ファインシンターは粉末冶金製品などを手がける製造企業だ。近年は人員の入れ替わりが増加しており、従来の対面や口頭、紙資料による指導では、教育の負担増や指導品質のばらつきが課題となっていた。こうした背景から、同社はいつでも繰り返し閲覧できる動画マニュアルの活用によるOJTの効率化と標準化を目指し、動画制作経験のない現場作業者でも撮影から編集までを行える内製化体制の構築を決めた。
一方で、製造現場で撮影した動画はワンテイクで長尺になりやすく、無音区間のカット作業に負荷がかかる点や、騒音環境下での字幕設定、多国籍な従業員への多言語対応といった編集上の課題が存在していた。
これに対しVrewは、ツール提供にとどまらない伴走型支援として、事前の課題整理からハンズオン形式の研修、導入後のフォローまでを一貫して実施した。研修は京都、滋賀、愛知、名古屋の計4拠点(3日間・全10回)で実施され、現場担当者ら約70名が参加した。

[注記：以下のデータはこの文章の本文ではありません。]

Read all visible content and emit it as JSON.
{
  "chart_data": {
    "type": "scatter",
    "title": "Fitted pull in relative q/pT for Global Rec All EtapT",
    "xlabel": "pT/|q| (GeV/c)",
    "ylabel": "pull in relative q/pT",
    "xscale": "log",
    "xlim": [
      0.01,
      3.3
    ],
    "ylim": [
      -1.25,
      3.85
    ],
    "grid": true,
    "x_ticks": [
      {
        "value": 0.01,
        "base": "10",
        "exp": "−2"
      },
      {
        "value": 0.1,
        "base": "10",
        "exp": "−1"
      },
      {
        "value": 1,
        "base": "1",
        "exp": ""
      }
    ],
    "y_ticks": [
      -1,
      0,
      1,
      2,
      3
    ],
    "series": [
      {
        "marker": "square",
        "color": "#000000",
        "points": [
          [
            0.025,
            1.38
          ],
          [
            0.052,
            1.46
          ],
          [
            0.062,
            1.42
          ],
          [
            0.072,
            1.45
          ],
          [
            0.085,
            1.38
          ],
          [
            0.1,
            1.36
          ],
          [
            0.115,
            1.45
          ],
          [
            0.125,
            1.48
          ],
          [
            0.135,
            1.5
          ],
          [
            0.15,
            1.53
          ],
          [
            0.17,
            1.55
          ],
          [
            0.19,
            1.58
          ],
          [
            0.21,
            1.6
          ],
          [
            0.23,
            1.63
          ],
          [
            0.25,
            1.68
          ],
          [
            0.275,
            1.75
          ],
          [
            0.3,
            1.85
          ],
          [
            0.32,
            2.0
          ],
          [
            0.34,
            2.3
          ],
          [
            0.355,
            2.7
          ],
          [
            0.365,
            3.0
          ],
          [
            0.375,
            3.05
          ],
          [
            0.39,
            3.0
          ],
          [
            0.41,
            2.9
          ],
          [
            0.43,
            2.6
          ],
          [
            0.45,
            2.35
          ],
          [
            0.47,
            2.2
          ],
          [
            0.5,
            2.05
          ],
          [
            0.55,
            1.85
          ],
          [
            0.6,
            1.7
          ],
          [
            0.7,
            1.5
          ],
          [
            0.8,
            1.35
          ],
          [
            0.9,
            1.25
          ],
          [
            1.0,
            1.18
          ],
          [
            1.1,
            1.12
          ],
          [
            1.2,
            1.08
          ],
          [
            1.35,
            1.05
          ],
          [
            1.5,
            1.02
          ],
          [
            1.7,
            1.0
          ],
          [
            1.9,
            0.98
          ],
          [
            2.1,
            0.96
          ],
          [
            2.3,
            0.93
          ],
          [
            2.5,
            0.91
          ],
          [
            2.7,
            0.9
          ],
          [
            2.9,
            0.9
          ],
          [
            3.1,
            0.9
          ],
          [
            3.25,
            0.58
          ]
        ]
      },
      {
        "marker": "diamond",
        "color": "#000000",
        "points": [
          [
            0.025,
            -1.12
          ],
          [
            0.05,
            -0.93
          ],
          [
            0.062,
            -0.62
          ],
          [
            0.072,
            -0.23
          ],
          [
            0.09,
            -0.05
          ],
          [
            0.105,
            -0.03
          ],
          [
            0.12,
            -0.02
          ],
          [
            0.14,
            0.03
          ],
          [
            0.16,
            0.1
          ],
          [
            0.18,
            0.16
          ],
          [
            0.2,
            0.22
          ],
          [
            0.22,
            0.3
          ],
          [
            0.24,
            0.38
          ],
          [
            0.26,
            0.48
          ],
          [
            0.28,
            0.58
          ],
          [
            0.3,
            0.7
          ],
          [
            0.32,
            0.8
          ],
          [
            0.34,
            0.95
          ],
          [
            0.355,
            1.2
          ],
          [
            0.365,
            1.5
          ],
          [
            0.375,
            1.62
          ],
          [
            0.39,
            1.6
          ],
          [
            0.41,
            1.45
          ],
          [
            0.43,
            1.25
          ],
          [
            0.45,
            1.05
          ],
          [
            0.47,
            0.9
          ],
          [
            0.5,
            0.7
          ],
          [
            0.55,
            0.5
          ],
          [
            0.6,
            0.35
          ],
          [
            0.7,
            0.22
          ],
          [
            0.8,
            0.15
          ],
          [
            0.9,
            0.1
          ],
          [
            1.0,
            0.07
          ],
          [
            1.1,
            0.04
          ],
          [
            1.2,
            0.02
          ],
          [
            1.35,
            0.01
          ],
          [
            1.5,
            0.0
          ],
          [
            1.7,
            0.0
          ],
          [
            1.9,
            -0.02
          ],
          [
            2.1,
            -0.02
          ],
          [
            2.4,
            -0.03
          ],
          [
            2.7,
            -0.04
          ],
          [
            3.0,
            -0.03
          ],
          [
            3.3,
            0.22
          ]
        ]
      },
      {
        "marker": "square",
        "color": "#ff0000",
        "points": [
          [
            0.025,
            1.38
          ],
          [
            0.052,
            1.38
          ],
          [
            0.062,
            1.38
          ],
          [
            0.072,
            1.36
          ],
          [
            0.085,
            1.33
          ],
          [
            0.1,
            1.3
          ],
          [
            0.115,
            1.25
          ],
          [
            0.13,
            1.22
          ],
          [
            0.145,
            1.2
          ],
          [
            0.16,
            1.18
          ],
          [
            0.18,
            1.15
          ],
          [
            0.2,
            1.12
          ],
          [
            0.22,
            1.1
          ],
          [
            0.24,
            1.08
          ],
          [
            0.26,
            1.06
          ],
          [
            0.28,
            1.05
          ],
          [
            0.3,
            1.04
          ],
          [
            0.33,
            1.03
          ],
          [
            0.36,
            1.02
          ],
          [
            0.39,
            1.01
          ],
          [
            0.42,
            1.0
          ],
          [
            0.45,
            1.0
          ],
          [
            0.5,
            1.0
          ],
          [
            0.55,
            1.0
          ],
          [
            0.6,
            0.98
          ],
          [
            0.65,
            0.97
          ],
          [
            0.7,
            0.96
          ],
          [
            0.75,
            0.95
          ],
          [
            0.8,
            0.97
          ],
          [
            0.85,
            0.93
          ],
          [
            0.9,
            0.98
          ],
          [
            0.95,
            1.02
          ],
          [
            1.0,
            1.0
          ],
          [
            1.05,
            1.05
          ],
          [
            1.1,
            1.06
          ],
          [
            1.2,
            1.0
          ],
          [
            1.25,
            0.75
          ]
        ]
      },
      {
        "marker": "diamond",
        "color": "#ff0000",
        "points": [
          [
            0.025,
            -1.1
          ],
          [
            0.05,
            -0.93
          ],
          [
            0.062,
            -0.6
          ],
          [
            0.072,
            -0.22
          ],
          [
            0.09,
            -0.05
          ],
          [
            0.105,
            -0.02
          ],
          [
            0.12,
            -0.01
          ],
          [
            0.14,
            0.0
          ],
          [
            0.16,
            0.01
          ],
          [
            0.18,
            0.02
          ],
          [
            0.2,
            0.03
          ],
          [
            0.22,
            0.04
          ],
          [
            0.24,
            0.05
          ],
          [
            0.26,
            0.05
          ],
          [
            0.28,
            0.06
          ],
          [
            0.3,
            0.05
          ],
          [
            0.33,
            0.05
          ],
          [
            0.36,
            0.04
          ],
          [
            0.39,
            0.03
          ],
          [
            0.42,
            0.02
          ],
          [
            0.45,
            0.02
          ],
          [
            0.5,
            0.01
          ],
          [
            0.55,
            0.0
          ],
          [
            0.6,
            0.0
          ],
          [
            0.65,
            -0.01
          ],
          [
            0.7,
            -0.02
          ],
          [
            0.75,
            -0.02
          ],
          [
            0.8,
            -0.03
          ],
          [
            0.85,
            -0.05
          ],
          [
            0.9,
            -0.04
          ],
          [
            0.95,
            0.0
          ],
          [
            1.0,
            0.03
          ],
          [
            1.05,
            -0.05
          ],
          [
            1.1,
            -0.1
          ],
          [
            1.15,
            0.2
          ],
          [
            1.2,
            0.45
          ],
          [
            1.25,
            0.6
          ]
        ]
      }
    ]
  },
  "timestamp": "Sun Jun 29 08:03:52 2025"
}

研修では、Vrewを用いた自動字幕生成やノイズ除去、無音区間の短縮、テキスト編集感覚でのカット作業などの実践的な編集フローを説明。あわせて、多言語展開に向けた翻訳字幕の追加やAI音声によるナレーション作成、動画テキストを活用した手順書作成の進め方も共有した。
研修後のアンケートでは導入を希望する声が多く寄せられ、単一のツールで多くの編集工程を完結できる点が評価された。今後は実際の制作プロセスを通じて現場の課題を継続的にヒアリングし、業務への定着に向けたサポートを進めていく方針だ。